Understanding NP-complete.

Another week of reading, lectures, and confused Googling and skimming through videos is in the bag. This week was all about NP-complete. It has been fun to experience an “aha!” moment in each course I’ve taken so far, and this was an especially fun one. In large part, because seeking answers to these questions is seemingly beyond the reach of computers (in a reasonable time).

We’re accustomed to computers being incredibly fast. So accustomed that we forget just how fast they are. They’re really fast. I’m writing this on a 4-year old computer. It has a 2.5 GHz Intel Core i7 processor. That number equates to how many cycles the system clock of this computer runs in a second. So 2,500,000,000 cycles in one second. The version of the CPU  running on this machine is quite powerful. It should execute around 9 instructions per cycle for a single core in the processor and there are 4 total cores running.

This all adds up to a lot of numbers and those numbers represent commands that we expect the computer to execute for us so that we can….. I dunno….. watch videos of cute cats.

This is to say, you should think, when you hear a computer can’t find an answer to a problem, that it’s a big deal.  These are the sorts of problems that a reasonably programmed (or so we think) computer with enough processors to require fans that sound like this:

just can’t solve if the domain is large enough.

The full list of these problems is here and I suppose there are two ways to think of this. One is very abstract. The other is with a concrete example. I think it’s important to understand the core essence of these problems, so I’ll begin with the abstraction.

Imagine that you have a problem whose possible solutions represent all of the possible groupings of all the variables in the problem. Let’s say you have 2 possible solutions and n possible groupings. That’s 2^n possible solutions. Generally, to find each solutions, you have to do a bit of work to verify it as well. Let’s call that m. Now the total time to find the solution to the problem is proportional to 2^n _ m. If n is 5 and m is 10 then 2^(5) _ 10 = 320. Let’s say that represents seconds, so we’re at 5 minutes, 20 seconds. If n is 10 and m is 100, then we’re at 102,400, or 1,706 minutes (or 71ish days).

So numbers cause big shifts in our ability to get a problem done in a time that makes sense.
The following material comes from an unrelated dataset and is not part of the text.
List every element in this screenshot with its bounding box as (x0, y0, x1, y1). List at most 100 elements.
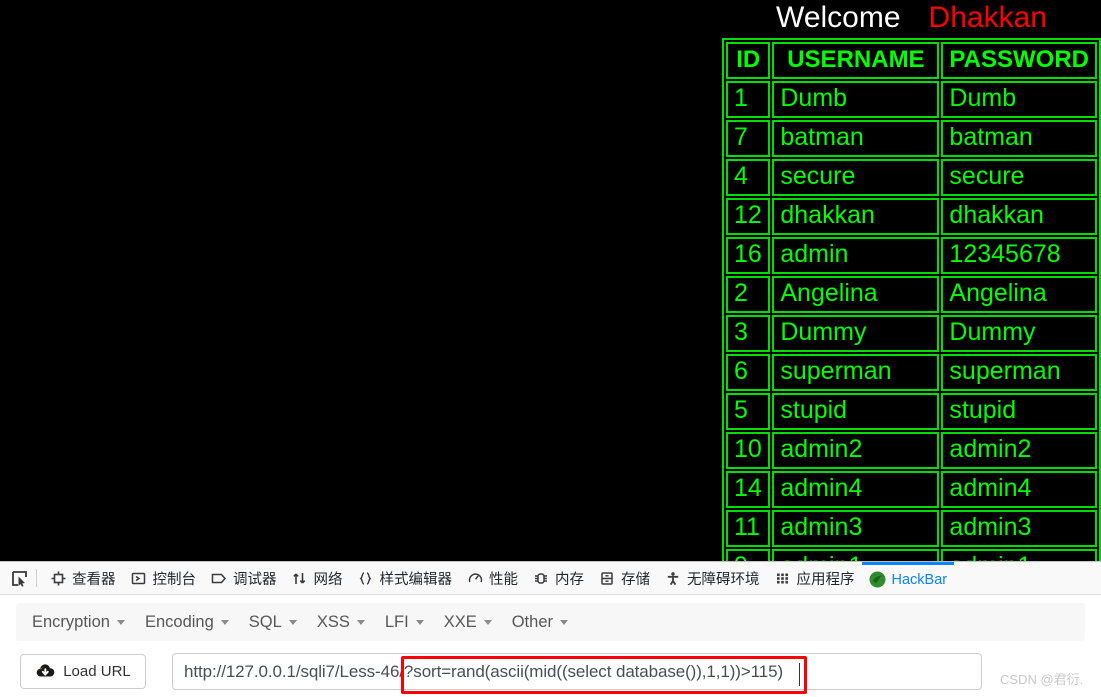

All essentially because the problem’s answer could be this or this or this or this. If we had a computer that could simply calculate all of the this’s in parallel with how many or‘s there were (i.e, for each possible solution, have a single processor dedicated to exploring a single solution set) then we could do this in polynomial time. But you can see just how quickly that becomes a problem. Too many processors equals fires (or really loud fans).

The other way to think of this is through a concrete problem. One of the easier ones (in my opinion) to understand is the traveling salesperson problem:

The problem is essentially a question of permutations. Given a list of cities and the distances between those cities, what is the shortest possible route that visits each city and returns to the origin city. Again, to get to the answer we have to look at one path or another path or another path or another path. There is no way to know which path is the shortest without first computing the lengths of all the paths. You can imagine that with more cities, there are more paths and with a large enough set, the problem is so complex that we cannot reasonably answer it.

In short, these are the problems that baffle us with or without computers. That they all share some key characteristics says something about the nature of these problems and about problems in general. In fact, one of the key notions of NP-complete problems is that if you can solve one in polynomial time (i.e., efficiently, or non-exponentially) then you can solve all such problems in polynomial time. But perhaps some problems are just too complex for a person or machine to do.